Re: [ANN] News from the FlyWeb Project from Jun Zhao on 2008-11-06 (public-semweb-lifesci@w3.org from November 2008)

From: Jun Zhao <jun.zhao@zoo.ox.ac.uk>
Date: Thu, 06 Nov 2008 10:27:26 +0000
To: Chris Mungall <cjm@berkeleybop.org>
CC: Alistair Miles <alistair.miles@zoo.ox.ac.uk>, public-semweb-lifesci hcls <public-semweb-lifesci@w3.org>, David Sutherland <djs93@gen.cam.ac.uk>, BioImage <bioimage@mail.ontonet.org>
Message-ID: <4912C68E.3020001@zoo.ox.ac.uk>
Hi Chris,

Glad to know that you are interested.

Chris Mungall wrote:
> 
> Hi Alistair
> 
> The UI is very nice!
> 
> I'm curious that you don't include any ontologies. The source datasets 
> are quite ontology-centric (the Chado database in particular). The BDGP 
> data includes annotation of each individual image with terms from 
> fly_anatomy. This allows you to query for genes expressed in the brain 
> (including its parts), or expressed in tissue derived from the 
> neurectoderm for example.
> 
> A while back I created a D2RQ mapping of both the BDGP InSitu databases 
> and Chado. See:
> 
>     http://www.bioontology.org/wiki/index.php/OBD:SPARQL-InSitu

Certainly we looked at your previous work.
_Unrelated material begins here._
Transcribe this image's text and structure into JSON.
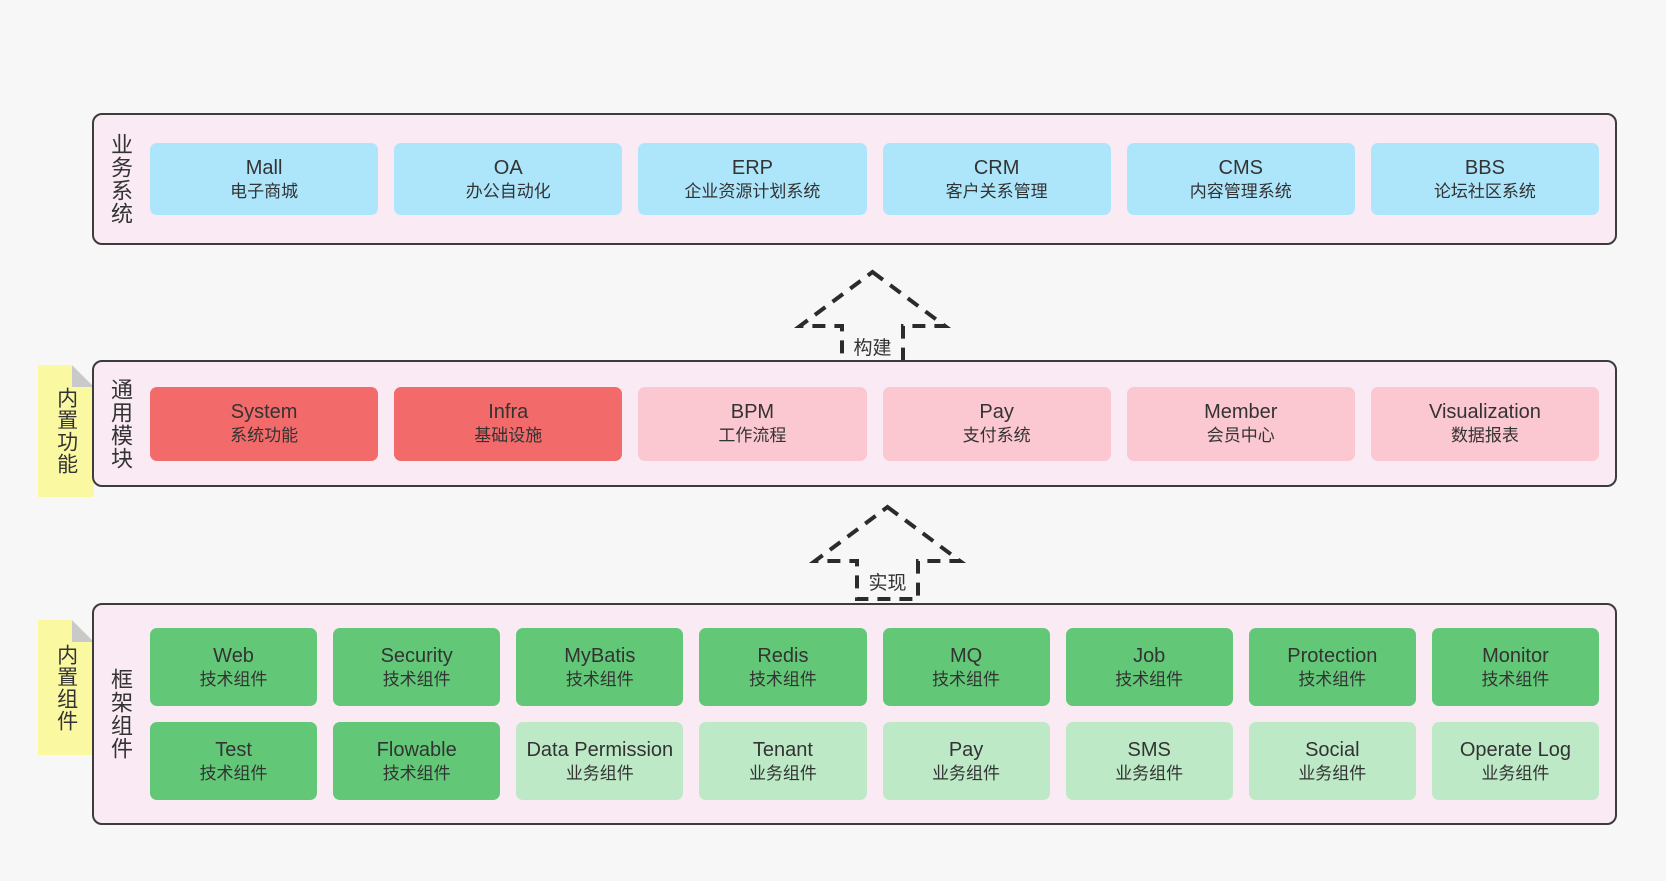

Actually our very first 
version of in-house bdgp sparql endpoint was based on your work. Then, 
we decided to take an incremental approach, matching only the minimal 
subset of bdgp database for the need of our application.

We would have liked to use the fly_anatomy ontology to define the gene 
expressions. However, when I had a briefly look of the bdgp database, 
the accession numbers of the gene expression terms seem no longer to be 
consistent with the latest fly_anatomy ontology [1]. For example, the 
term "dorsal compartment" is associated with "FBbt:00005876" in the bdgp 
database, while "FBbt:00005876" is named as "dorsal central 
protocerebral neuroblast" in the fly_anatomy ontology. We would love to 
have more information from BDGP team with respect to this.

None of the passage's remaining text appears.